Ему ведь было всего двадцать пять, когда она появилась! Молодой еще, а уже с белыми нитями в волосах. Жизнь такая — сожмет так, что не продохнуть.
— Письмо пришло, — глухо сказал Степан, будто прочитав мысли товарища. — Со станицы. Мать писала.
Катерина... ушла.
Он замолчал, и в этом молчании слышно было, как свистит ветер в сухой траве.
Пётр прикрыл глаза. Катерина — высокая, чернобровая, с веселыми глазами — она всегда казалась ему слишком живой для Степана, слишком порывистой. А ушла, говорят, к Ивану Мельнику, другу их детства.
Собрала вещи — и всё.
Оставила записку, что не может больше ждать, что жизнь одна, что сердцу не прикажешь.
— Собрала вещи и ушла, — повторил Степан, и в голосе его прозвучало что-то детское, беспомощное. — К Ивану. Представляешь? К нашему Ивану.
Пётр молчал.
Что тут скажешь? Тоска не лечится словами.
Он поднял глаза к небу — облака уже начали собираться в стаю, предвещая перемену погоды. Вдалеке, на горизонте, степь темнела, будто готовилась к чему-то, и в этой темноте чудилась тревога.
— Едем, — сказал Степан и тронул коня. — Чего стоять-то?
Мать заждалась уже наверное. Она у меня, знаешь, всегда меня по голове гладила, как маленького. И сейчас погладит.
Он улыбнулся — чуть заметно, одними уголками губ, но улыбка вышла кривая, невеселая.
И тогда Пётр увидел, как на глазах друга блеснула слеза, но Степан отвернулся, будто от ветра, и быстрым движением смахнул её рукавом гимнастерки.
Дорога вилась дальше, уходя в степь, которая жила своей жизнью — шумела, дышала, меняла краски под лучами солнца.
Где-то впереди, за горизонтом, ждала станица, ждала мать, ждала память о том, что уже не вернуть.
И Степан ехал туда, будто пытаясь найти себе приют в этом большом и таком чужом мире, где у него не осталось ничего, кроме материнских рук и старого гнедого коня.

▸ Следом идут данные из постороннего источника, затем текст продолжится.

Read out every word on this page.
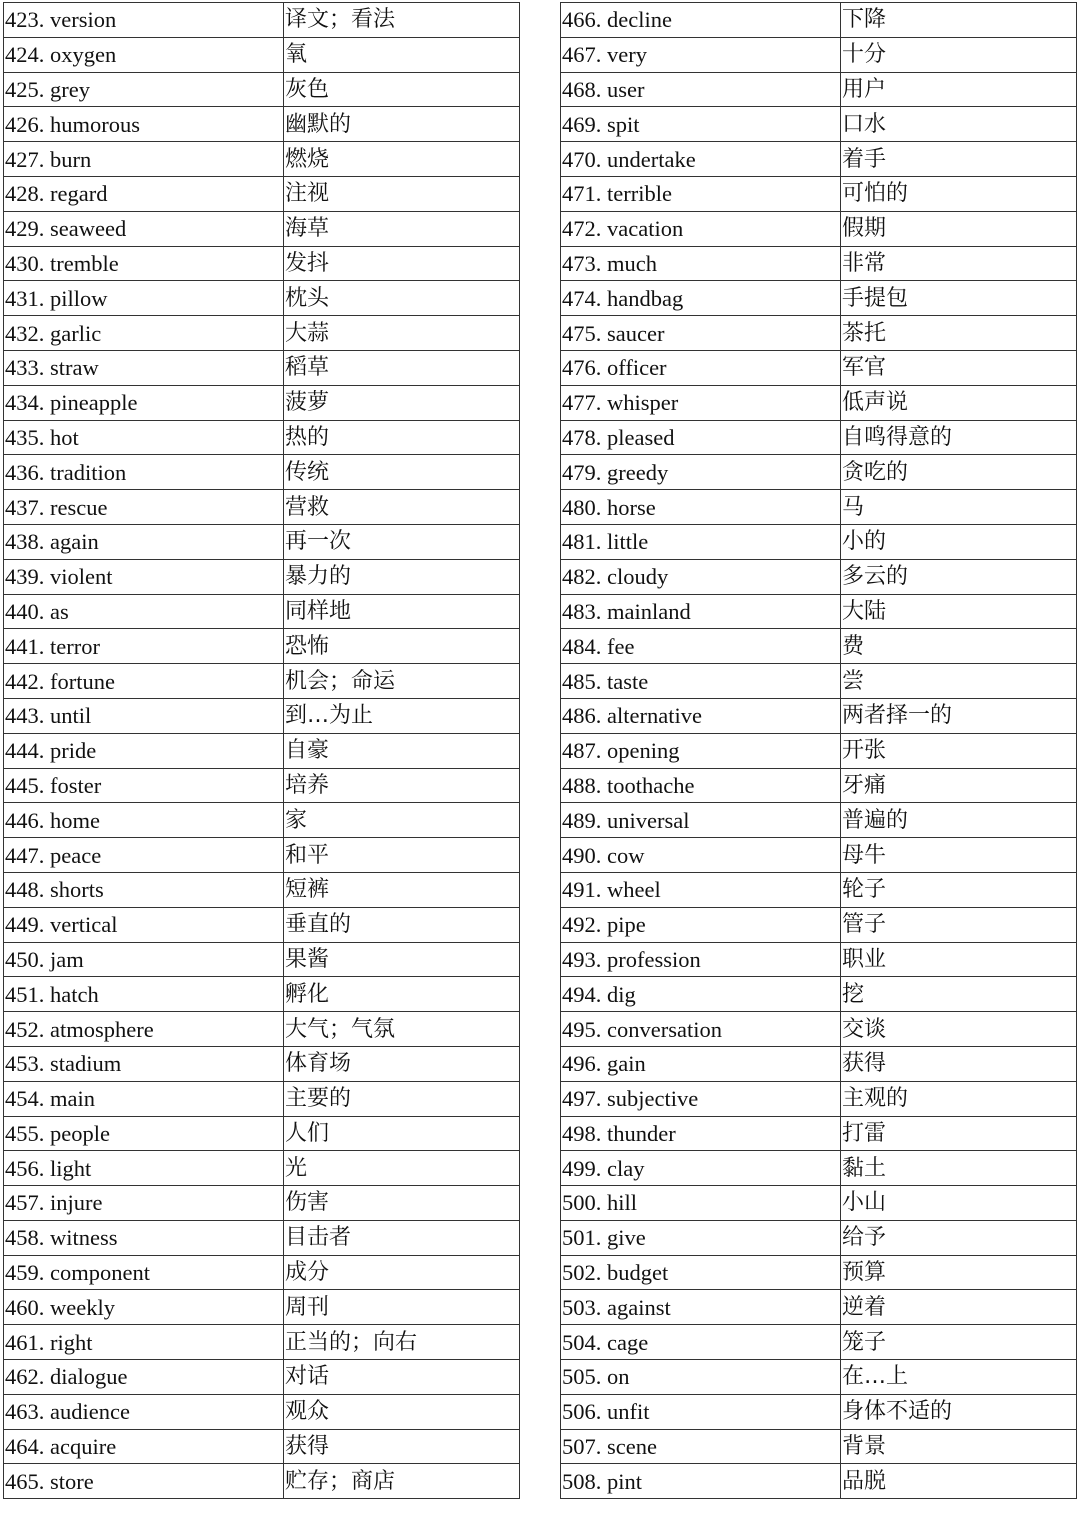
423. version	译文；看法
424. oxygen	氧
425. grey	灰色
426. humorous	幽默的
427. burn	燃烧
428. regard	注视
429. seaweed	海草
430. tremble	发抖
431. pillow	枕头
432. garlic	大蒜
433. straw	稻草
434. pineapple	菠萝
435. hot	热的
436. tradition	传统
437. rescue	营救
438. again	再一次
439. violent	暴力的
440. as	同样地
441. terror	恐怖
442. fortune	机会；命运
443. until	到…为止
444. pride	自豪
445. foster	培养
446. home	家
447. peace	和平
448. shorts	短裤
449. vertical	垂直的
450. jam	果酱
451. hatch	孵化
452. atmosphere	大气；气氛
453. stadium	体育场
454. main	主要的
455. people	人们
456. light	光
457. injure	伤害
458. witness	目击者
459. component	成分
460. weekly	周刊
461. right	正当的；向右
462. dialogue	对话
463. audience	观众
464. acquire	获得
465. store	贮存；商店
466. decline	下降
467. very	十分
468. user	用户
469. spit	口水
470. undertake	着手
471. terrible	可怕的
472. vacation	假期
473. much	非常
474. handbag	手提包
475. saucer	茶托
476. officer	军官
477. whisper	低声说
478. pleased	自鸣得意的
479. greedy	贪吃的
480. horse	马
481. little	小的
482. cloudy	多云的
483. mainland	大陆
484. fee	费
485. taste	尝
486. alternative	两者择一的
487. opening	开张
488. toothache	牙痛
489. universal	普遍的
490. cow	母牛
491. wheel	轮子
492. pipe	管子
493. profession	职业
494. dig	挖
495. conversation	交谈
496. gain	获得
497. subjective	主观的
498. thunder	打雷
499. clay	黏土
500. hill	小山
501. give	给予
502. budget	预算
503. against	逆着
504. cage	笼子
505. on	在…上
506. unfit	身体不适的
507. scene	背景
508. pint	品脱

А ветер всё дул, гнал по степи серебряные волны ковыля, и казалось, сама земля вздыхала вместе с человеком, потерявшим свой дом.
****
Солнце клонилось к закату, когда они добрались до неглубокой степной речушки. Гнедой жеребец первым потянулся к воде, жадно хватая её тёплыми губами, и по гладкой поверхности пошли круги, распугивая отражения редких облаков.
Петр спешился, расседлал коня и, бросив взгляд на товарища, отошел в сторону — дать тому побыть одному. Степан остался сидеть в седле, глядя, как вода несет к югу желтые листья, упавшие с одинокой ветлы, что росла на самом берегу.
Вечер опускался на степь не спеша. Сначала побледнела синева неба, затем камыши вдоль реки окрасились в медь, а тени от курганов стали длинными и тягучими, как предсмертный вздох дня
. Где-то за поворотом закричала выпь — глухо и тоскливо, будто сама земля стонала от наступающей ночи. Ветер стих, и наступила та особенная тишина, когда слышно, как из речной глубины поднимаются пузырьки воздуха, лопаясь на поверхности с едва уловимым звоном.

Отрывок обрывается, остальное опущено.